MultiPDENet: PDE-embedded Learning with Multi-time-stepping for Accelerated Flow Simulation
Qi Wang, Yuan Mi, Haoyun Wang, Yi Zhang, Ruizhi Chengze, Hongsheng Liu, Ji-Rong Wen, Hao Sun
TL;DR
MultiPDENet presents a PDE-embedded learning framework with multi-scale time stepping to accelerate flow simulations on coarse grids while preserving physical fidelity. It combines a Learnable Physics Block (including a PDE Block and a Poisson Block with RK4 integration) and correction NN modules (M_iNn and M_aNn) with a symmetry-constrained adaptive filter to approximate spatial derivatives on coarse grids. The approach enables long-term, accurate predictions across diverse PDE systems (KdV, Burgers, Gray-Scott, NSE) and demonstrates strong generalization to unseen ICs, forcing terms, Reynolds numbers, and domain sizes, achieving state-of-the-art accuracy and notable speedups over traditional DNS. Key contributions include the RK4-based learnable solver, the adaptive symmetric filter for derivative estimation, and the multi-scale macro/micro stepping strategy that mitigates temporal error accumulation.

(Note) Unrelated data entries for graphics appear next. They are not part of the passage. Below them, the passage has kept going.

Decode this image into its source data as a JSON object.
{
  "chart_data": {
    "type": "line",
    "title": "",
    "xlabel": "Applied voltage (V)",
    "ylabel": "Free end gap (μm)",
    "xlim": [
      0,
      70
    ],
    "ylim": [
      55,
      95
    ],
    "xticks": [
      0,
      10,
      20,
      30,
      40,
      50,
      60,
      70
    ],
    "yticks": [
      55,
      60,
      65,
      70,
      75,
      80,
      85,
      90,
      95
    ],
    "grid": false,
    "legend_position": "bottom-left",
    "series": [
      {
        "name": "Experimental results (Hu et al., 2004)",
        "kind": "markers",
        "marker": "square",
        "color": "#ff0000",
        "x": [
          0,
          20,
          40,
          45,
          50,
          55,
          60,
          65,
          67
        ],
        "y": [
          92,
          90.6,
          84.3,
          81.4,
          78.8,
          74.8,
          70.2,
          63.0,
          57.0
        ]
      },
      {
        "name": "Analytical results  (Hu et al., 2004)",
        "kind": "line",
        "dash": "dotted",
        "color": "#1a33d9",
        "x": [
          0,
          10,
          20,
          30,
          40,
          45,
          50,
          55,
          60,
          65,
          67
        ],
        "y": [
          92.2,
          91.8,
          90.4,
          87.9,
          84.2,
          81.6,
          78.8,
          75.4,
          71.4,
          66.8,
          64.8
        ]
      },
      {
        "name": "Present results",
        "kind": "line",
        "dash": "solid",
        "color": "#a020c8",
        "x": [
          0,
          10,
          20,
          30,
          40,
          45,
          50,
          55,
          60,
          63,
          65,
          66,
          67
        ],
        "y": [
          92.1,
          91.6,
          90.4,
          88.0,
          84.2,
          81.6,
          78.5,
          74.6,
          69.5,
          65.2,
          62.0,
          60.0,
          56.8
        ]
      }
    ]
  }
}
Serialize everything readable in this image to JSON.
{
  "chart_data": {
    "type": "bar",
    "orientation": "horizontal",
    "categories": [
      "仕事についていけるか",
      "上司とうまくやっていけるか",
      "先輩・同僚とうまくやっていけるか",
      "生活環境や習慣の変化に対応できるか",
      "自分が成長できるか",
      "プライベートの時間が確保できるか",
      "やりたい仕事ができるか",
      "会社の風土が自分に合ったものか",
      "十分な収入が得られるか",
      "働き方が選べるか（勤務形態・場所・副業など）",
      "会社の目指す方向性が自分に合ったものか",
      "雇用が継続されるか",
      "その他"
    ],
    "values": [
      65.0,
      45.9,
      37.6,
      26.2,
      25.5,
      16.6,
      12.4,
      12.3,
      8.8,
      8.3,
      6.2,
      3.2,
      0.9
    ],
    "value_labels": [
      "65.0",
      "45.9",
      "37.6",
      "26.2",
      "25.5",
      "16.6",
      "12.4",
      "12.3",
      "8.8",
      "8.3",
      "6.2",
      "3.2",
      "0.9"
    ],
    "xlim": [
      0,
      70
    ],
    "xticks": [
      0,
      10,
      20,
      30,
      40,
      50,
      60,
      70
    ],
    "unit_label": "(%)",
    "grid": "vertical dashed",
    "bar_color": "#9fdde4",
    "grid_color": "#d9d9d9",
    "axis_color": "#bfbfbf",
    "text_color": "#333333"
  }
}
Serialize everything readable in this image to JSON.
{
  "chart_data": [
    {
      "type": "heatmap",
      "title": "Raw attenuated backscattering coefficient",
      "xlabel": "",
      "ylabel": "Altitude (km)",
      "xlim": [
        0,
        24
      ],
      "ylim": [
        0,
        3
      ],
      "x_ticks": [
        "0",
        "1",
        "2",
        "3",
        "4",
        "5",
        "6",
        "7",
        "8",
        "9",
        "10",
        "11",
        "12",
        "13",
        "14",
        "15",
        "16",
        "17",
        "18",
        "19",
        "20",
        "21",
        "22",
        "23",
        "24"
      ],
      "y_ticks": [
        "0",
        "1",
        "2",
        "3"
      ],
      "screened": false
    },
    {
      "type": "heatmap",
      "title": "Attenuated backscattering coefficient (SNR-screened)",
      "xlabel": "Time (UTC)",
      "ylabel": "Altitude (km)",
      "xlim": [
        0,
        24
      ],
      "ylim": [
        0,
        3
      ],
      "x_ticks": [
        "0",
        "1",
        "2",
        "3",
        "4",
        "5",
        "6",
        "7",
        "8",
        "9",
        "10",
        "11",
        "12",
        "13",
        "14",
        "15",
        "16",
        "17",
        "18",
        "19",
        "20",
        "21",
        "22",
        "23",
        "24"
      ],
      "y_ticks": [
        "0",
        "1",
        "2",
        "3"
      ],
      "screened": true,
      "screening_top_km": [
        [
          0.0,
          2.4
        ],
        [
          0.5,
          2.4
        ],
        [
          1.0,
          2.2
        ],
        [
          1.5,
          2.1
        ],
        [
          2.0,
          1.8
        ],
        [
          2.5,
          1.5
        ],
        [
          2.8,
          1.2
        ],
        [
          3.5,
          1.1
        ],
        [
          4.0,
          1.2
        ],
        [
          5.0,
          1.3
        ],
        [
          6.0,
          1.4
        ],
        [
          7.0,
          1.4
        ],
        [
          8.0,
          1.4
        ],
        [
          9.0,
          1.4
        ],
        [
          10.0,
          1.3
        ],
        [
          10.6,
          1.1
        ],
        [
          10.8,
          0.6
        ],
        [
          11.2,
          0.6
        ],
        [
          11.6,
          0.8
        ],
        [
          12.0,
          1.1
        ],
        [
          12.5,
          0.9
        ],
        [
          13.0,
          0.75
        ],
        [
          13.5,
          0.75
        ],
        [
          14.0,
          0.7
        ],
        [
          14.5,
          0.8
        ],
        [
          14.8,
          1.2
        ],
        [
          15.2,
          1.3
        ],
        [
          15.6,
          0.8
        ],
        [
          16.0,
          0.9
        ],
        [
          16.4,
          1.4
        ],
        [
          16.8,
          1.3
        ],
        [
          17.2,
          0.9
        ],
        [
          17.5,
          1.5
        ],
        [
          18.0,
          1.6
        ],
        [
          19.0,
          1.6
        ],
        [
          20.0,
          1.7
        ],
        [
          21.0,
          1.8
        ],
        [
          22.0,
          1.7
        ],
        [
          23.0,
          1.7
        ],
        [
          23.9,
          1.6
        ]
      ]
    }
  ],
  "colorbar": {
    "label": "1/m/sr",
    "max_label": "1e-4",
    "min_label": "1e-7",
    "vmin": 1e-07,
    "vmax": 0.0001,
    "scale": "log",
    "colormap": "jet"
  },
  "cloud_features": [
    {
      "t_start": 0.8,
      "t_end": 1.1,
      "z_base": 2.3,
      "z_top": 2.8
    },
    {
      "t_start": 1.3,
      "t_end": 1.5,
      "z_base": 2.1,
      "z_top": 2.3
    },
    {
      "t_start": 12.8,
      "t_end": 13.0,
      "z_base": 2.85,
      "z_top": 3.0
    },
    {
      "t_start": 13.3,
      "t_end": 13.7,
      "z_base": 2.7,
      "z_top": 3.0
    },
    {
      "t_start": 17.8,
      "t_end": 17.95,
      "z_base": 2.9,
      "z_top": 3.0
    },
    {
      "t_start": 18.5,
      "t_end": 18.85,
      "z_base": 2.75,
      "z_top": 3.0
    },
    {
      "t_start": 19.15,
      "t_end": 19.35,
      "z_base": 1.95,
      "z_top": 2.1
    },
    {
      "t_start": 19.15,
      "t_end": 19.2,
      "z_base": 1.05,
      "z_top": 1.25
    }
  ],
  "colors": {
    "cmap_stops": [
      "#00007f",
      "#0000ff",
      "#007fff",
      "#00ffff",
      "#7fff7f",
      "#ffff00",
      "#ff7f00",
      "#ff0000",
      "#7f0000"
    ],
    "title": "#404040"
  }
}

Overall, MultiPDENet offers a robust, efficient path to fast, generalizable flow simulations with limited training data, suitable for applications requiring rapid scenario testing and design optimization.
Abstract
Solving partial differential equations (PDEs) by numerical methods meet computational cost challenge for getting the accurate solution since fine grids and small time steps are required. Machine learning can accelerate this process, but struggle with weak generalizability, interpretability, and data dependency, as well as suffer in long-term prediction. To this end, we propose a PDE-embedded network with multiscale time stepping (MultiPDENet), which fuses the scheme of numerical methods and machine learning, for accelerated simulation of flows. In particular, we design a convolutional filter based on the structure of finite difference stencils with a small number of parameters to optimize, which estimates the equivalent form of spatial derivative on a coarse grid to minimize the equation's residual. A Physics Block with a 4th-order Runge-Kutta integrator at the fine time scale is established that embeds the structure of PDEs to guide the prediction. To alleviate the curse of temporal error accumulation in long-term prediction, we introduce a multiscale time integration approach, where a neural network is used to correct the prediction error at a coarse time scale. Experiments across various PDE systems, including the Navier-Stokes equations, demonstrate that MultiPDENet can accurately predict long-term spatiotemporal dynamics, even given small and incomplete training data, e.g., spatiotemporally down-sampled datasets. MultiPDENet achieves the state-of-the-art performance compared with other neural baseline models, also with clear speedup compared to classical numerical methods.